Tabii ki, ikisi arasındaki güç farkı belirgindir. Çünkü birincisi devlet organlarına sahip iken ikincisi henüz en temel organizasyon şartlarından bile yoksundur. Bu, muhtemelen, polis karşıtı protestolarda tanık olduğumuz kontrolsüz ve yıkıcı davranışların, Almanya’nın Stuttgart şehri ile ABD ve İngiliz şehirlerinde olduğu gibi ağır şiddet ve zarar verme olaylarının nedenlerindendir. Keza, medyada, özellikle de sosyal medyadaki çatışmaların kızıştığına şahit olacağımıza da şüphe yok. Kültür ve değerler, sert tartışma konularının başında gelecek.

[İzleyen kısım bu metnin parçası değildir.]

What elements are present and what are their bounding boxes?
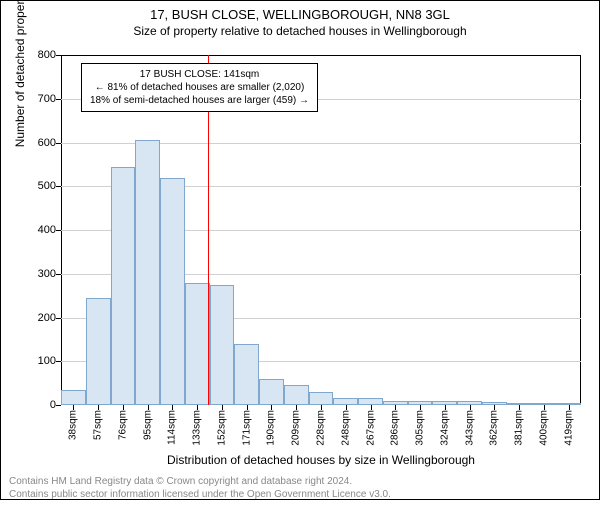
histogram-bar	[383, 401, 408, 405]
ytick-label: 700	[38, 93, 56, 105]
histogram-bar	[210, 285, 235, 405]
xtick-label: 38sqm	[68, 410, 79, 440]
y-axis-label: Number of detached properties	[13, 0, 27, 147]
footer-line2: Contains public sector information licen…	[9, 489, 391, 502]
histogram-bar	[259, 379, 284, 405]
ytick-mark	[56, 405, 61, 406]
xtick-label: 190sqm	[266, 410, 277, 446]
ytick-mark	[56, 318, 61, 319]
annotation-line3: 18% of semi-detached houses are larger (…	[90, 94, 309, 107]
histogram-bar	[507, 403, 532, 405]
xtick-label: 286sqm	[390, 410, 401, 446]
chart-subtitle: Size of property relative to detached ho…	[1, 24, 599, 38]
xtick-label: 57sqm	[93, 410, 104, 440]
ytick-mark	[56, 55, 61, 56]
histogram-bar	[309, 392, 334, 405]
xtick-label: 419sqm	[563, 410, 574, 446]
ytick-mark	[56, 230, 61, 231]
ytick-label: 600	[38, 137, 56, 149]
chart-container: 17, BUSH CLOSE, WELLINGBOROUGH, NN8 3GL …	[1, 7, 599, 505]
histogram-bar	[457, 401, 482, 405]
x-axis-label: Distribution of detached houses by size …	[167, 453, 475, 467]
histogram-bar	[432, 401, 457, 405]
histogram-bar	[556, 403, 581, 405]
xtick-label: 343sqm	[464, 410, 475, 446]
ytick-label: 200	[38, 312, 56, 324]
plot-area: 0100200300400500600700800 38sqm57sqm76sq…	[61, 55, 581, 405]
histogram-bar	[160, 178, 185, 406]
ytick-mark	[56, 99, 61, 100]
histogram-bar	[135, 140, 160, 405]
xtick-label: 152sqm	[216, 410, 227, 446]
chart-title: 17, BUSH CLOSE, WELLINGBOROUGH, NN8 3GL	[1, 7, 599, 22]
xtick-label: 95sqm	[142, 410, 153, 440]
ytick-mark	[56, 143, 61, 144]
ytick-label: 300	[38, 268, 56, 280]
xtick-label: 114sqm	[167, 410, 178, 445]
footer: Contains HM Land Registry data © Crown c…	[9, 476, 391, 501]
xtick-label: 171sqm	[241, 410, 252, 446]
annotation-line2: ← 81% of detached houses are smaller (2,…	[90, 81, 309, 94]
xtick-label: 133sqm	[192, 410, 203, 446]
xtick-label: 248sqm	[340, 410, 351, 446]
annotation-box: 17 BUSH CLOSE: 141sqm ← 81% of detached …	[81, 63, 318, 112]
histogram-bar	[111, 167, 136, 405]
histogram-bar	[284, 385, 309, 405]
histogram-bar	[482, 402, 507, 406]
ytick-label: 500	[38, 180, 56, 192]
ytick-label: 100	[38, 355, 56, 367]
xtick-label: 228sqm	[316, 410, 327, 446]
annotation-line1: 17 BUSH CLOSE: 141sqm	[90, 68, 309, 81]
histogram-bar	[86, 298, 111, 405]
ytick-mark	[56, 274, 61, 275]
histogram-bar	[61, 390, 86, 405]
ytick-label: 0	[50, 399, 56, 411]
ytick-mark	[56, 186, 61, 187]
xtick-label: 400sqm	[538, 410, 549, 446]
ytick-mark	[56, 361, 61, 362]
xtick-label: 324sqm	[439, 410, 450, 446]
histogram-bar	[185, 283, 210, 406]
xtick-label: 267sqm	[365, 410, 376, 446]
xtick-label: 305sqm	[415, 410, 426, 446]
histogram-bar	[234, 344, 259, 405]
xtick-label: 76sqm	[117, 410, 128, 440]
histogram-bar	[408, 401, 433, 405]
ytick-label: 400	[38, 224, 56, 236]
ytick-label: 800	[38, 49, 56, 61]
xtick-label: 362sqm	[489, 410, 500, 446]
xtick-label: 381sqm	[514, 410, 525, 446]
histogram-bar	[333, 398, 358, 405]
footer-line1: Contains HM Land Registry data © Crown c…	[9, 476, 391, 489]
histogram-bar	[531, 403, 556, 405]
xtick-label: 209sqm	[291, 410, 302, 446]
histogram-bar	[358, 398, 383, 405]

Özellikle de beklenen kültürel üretimin büyük ölçüde ırkçılık, yoksulluk ve koronaya odaklanacağı göz önüne alınırsa.
Bu alanda acı olan, zalimlere karşı insani müdahale konusunun geçmişte olduğu gibi bu bölünmede de hala varlığı en az ve çok açık olmayan konu olmasıdır.  Ezilenlerin literatüründe demokrasi ve küresel boyuta yapılan vurgu arttıkça, bu öğeyi gündeme getirme ve kendisine hak ettiği önemi verme şansı da artar.
Bu gelişme, kasım ayındaki ABD başkanlık seçimleri, bazılarının ikinci soğuk savaş adını vermekten hoşlandıkları Çin-ABD çekişmesi, bugün dünyamızda çokça görülen iç savaşlar ve iç-bölgesel savaşlar gibi önümüzdeki büyük olaylarla nasıl bir etkileşime girecek?
Bu, muhtemelen, yakın zamanda üzerinde çokça durulacak ve düşünülecek bir konu olacak. Bununla birlikte, söz konusu iki hassasiyet arasındaki çatışma konusunda güvenle söylenebilecek tek şey, küresel çelişkileri özetlemeyecek olsa da, gidişatı ve geleceğimiz üzerinde büyük etkileri olacaktır.